Shadow of the Colossus is a tragedy. It’s the gaming definition of madness, and most important of all, it’s an exploration of dealing with grief and how ultimately your character in the game fails that lesson while succeeding in his quest.
In Shadow of Colossus, you play as Wander. You have brought your beloved deceased maiden Mono to a forbidden land, and you’ve made a deal with a creature known as Dormin. This deal with the devil involves hunting down and slaughtering 16 majestic yet dangerous colossi, for which Dormin will revive Mono.
It’s simple enough, and the gameplay is rinse and repeat. Find a colossus, kill the colossus, and Dormin will have further access to his powers to help you save your beloved.
Stages of Grief as a Descent
When we meet Wander, he has already experienced most of the stages of grief, and players feel reverberations of that as they play:
- Denial has certainly already occurred. If Wander were not in denial about the lifeless state of Mono, he would not do such despicable things in the name of love to bring her back. His pain and guilt can be felt as well: Through Wander’s eyes, a beautiful world is rendered in muted colors, the wonder having gone from his life.
- Anger and bargaining are the prevalent themes within Shadow of the Colossus. The anger is seen within Wander’s actions. At first, it seems that you are fighting these creatures for Mono, but as you watch the battles, there is a sense of rage within Wander’s actions.
- The bargaining has literally already happened with Wander making the pact with Dormin. He doesn’t care what it will do to these lands or to the people around them as long as he gets Mono back.
- Depression is another theme running throughout Shadow of the Colossus, though maybe in an unexpected place. The game’s score fascinatingly begins triumphant and bold because Wander is angry and focused. However, as he kills each colossus, the score becomes increasingly melodic and disheartening.
Beyond these stages, however, Shadow of the Colossus and Wander diverge from the path, and Wander decides he doesn’t want to learn the lesson he needs to learn. The cost of this rejection is high.

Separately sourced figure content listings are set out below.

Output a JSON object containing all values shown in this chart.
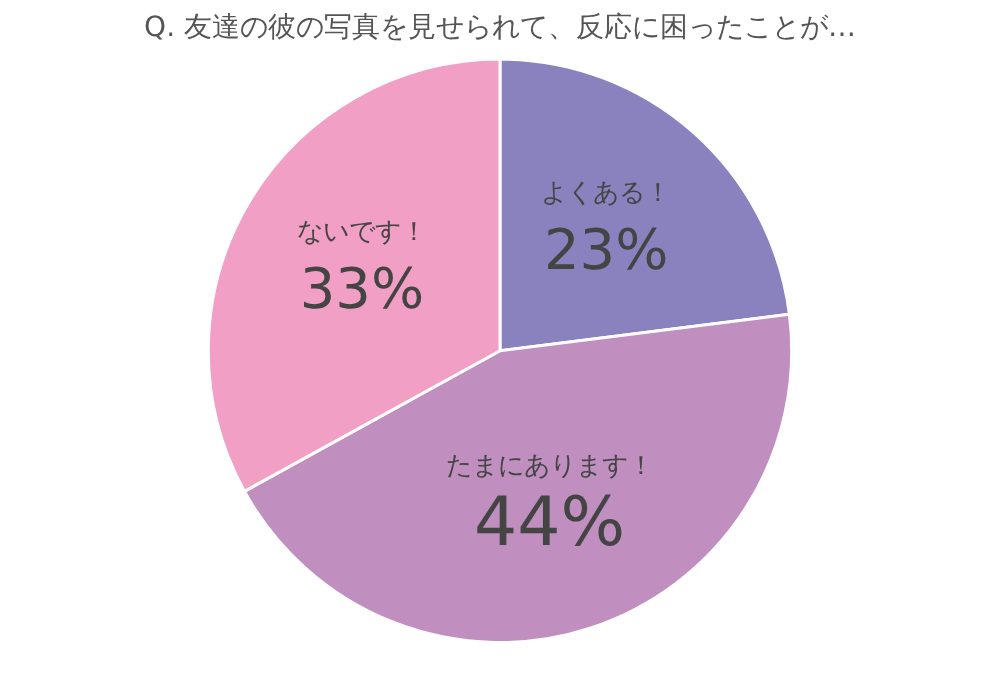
{
  "chart_data": {
    "type": "pie",
    "title": "Q. 友達の彼の写真を見せられて、反応に困ったことが…",
    "categories": [
      "よくある！",
      "たまにあります！",
      "ないです！"
    ],
    "values": [
      23,
      44,
      33
    ],
    "value_labels": [
      "23%",
      "44%",
      "33%"
    ],
    "colors": [
      "#8a82bf",
      "#c08fc0",
      "#f29fc5"
    ],
    "legend": false
  }
}
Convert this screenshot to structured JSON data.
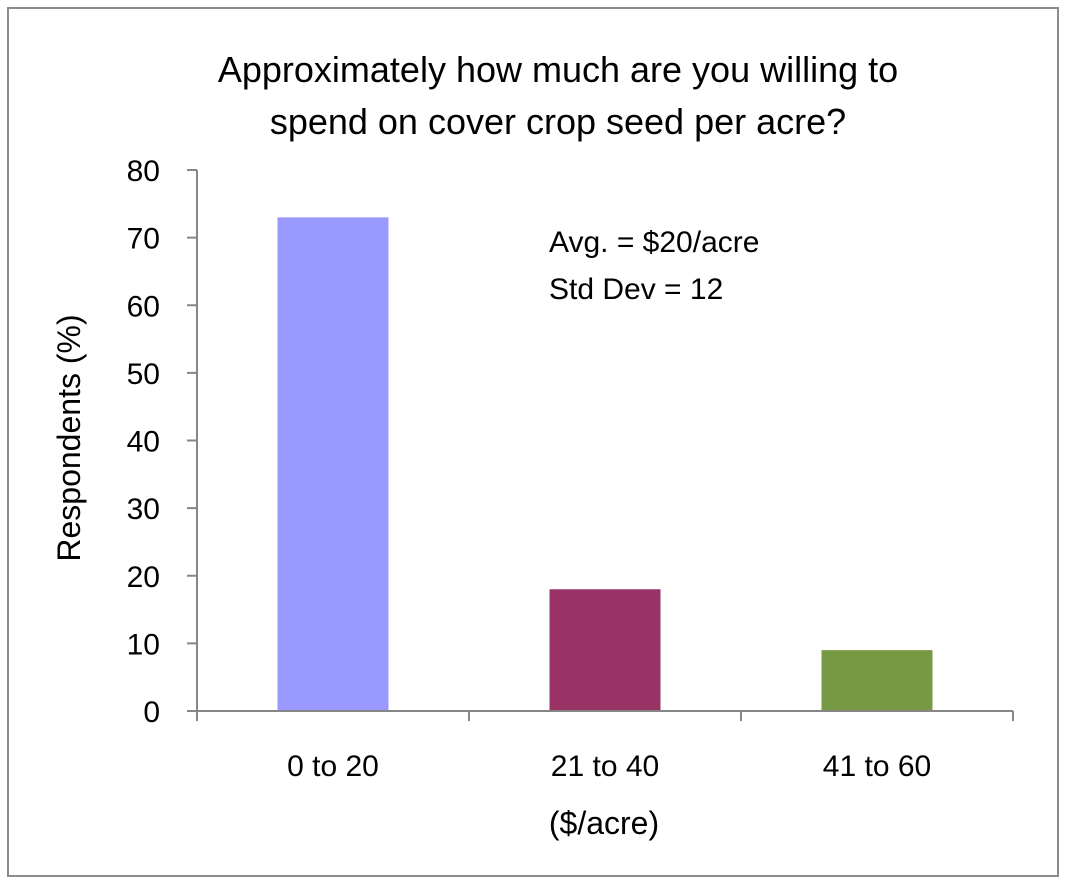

Simply, there is no upward turn. There is no moment where Wander can take stock of what he’s doing, process that information, and try to move forward in the stages with positive change in mind. He doesn’t understand or doesn’t care about the damage he is causing, and because of this, he can’t begin to rebuild his life. He accepts nothing about his situation, and he feels no hope.
In fact, Wander does not even have the opportunity to accept the results of his actions or to enjoy the fruits of his labor, because completing his journey ultimately results in his demise.
Learn from Failure
Director Fumito Ueda wanted an atmosphere of loneliness within Shadow of the Colossus. The lighting, the score, everything clicked to remind you that you were alone so that you are desperate to get Mono back.
The exception to the rule is Agro the horse, who helps you with defeating the colossi. However, even Agro isn’t immune to the destruction Wander’s actions have wrought. In the final act, Agro is seemingly lost while the two of you are traversing a bridge placed above a perilous pit.
Even though Agro ostensibly dies, Wander moves on, still focused on his quest, and by the point he finally defeats the final colossus, he is battered, bruised, and broken. A black, oil-like substance has tarnished his skin and tainted his very being. It’s a message that not moving on from loss can hurt you in unimaginable ways. Thus, the endgame becomes Wander possessed by Dormin, transforming into a monstrous being and causing further destruction. Even in death, Wander has gone beyond the pale in his grief.
Some believe that in death and rebirth he is absolved. However, he never properly came to terms with his actions, and as a baby he likely has no memories of his past actions. Even Mono may not understand what he has done to resurrect her. Who’s to say Wander someday wouldn’t someday go down this exact same path again, should something happen to Mono? These two could potentially be trapped in a kind of cyclical purgatory of Wander’s making.
Alternatively, with the baby Wander being born with horns, some fans see this as connective tissue to previous Ueda title Ico. It could also be something more tragic and disturbing than that though. It could be Dormin reborn in this infant’s body, Mono ironically raising a new devil in the “Eden” they find at the high tower at the climax of the game.
It is clear that Shadow of the Colossus is a stellar game, but it is also a parable. It is there to show us that grief is something we have to move through. To get stuck, to never move forward, will cause even more pain to you and those around you. When a death occurs in your life, you can’t run away from it, and you can’t bargain with it because ultimately you’ll end up hurting yourself. With Shadow of the Colossus and Wander’s failure, we can learn a lot and actually grow as people.
It’s a moving lesson wrapped within a seemingly simple journey, and a potent and straightforward lesson is always the best one.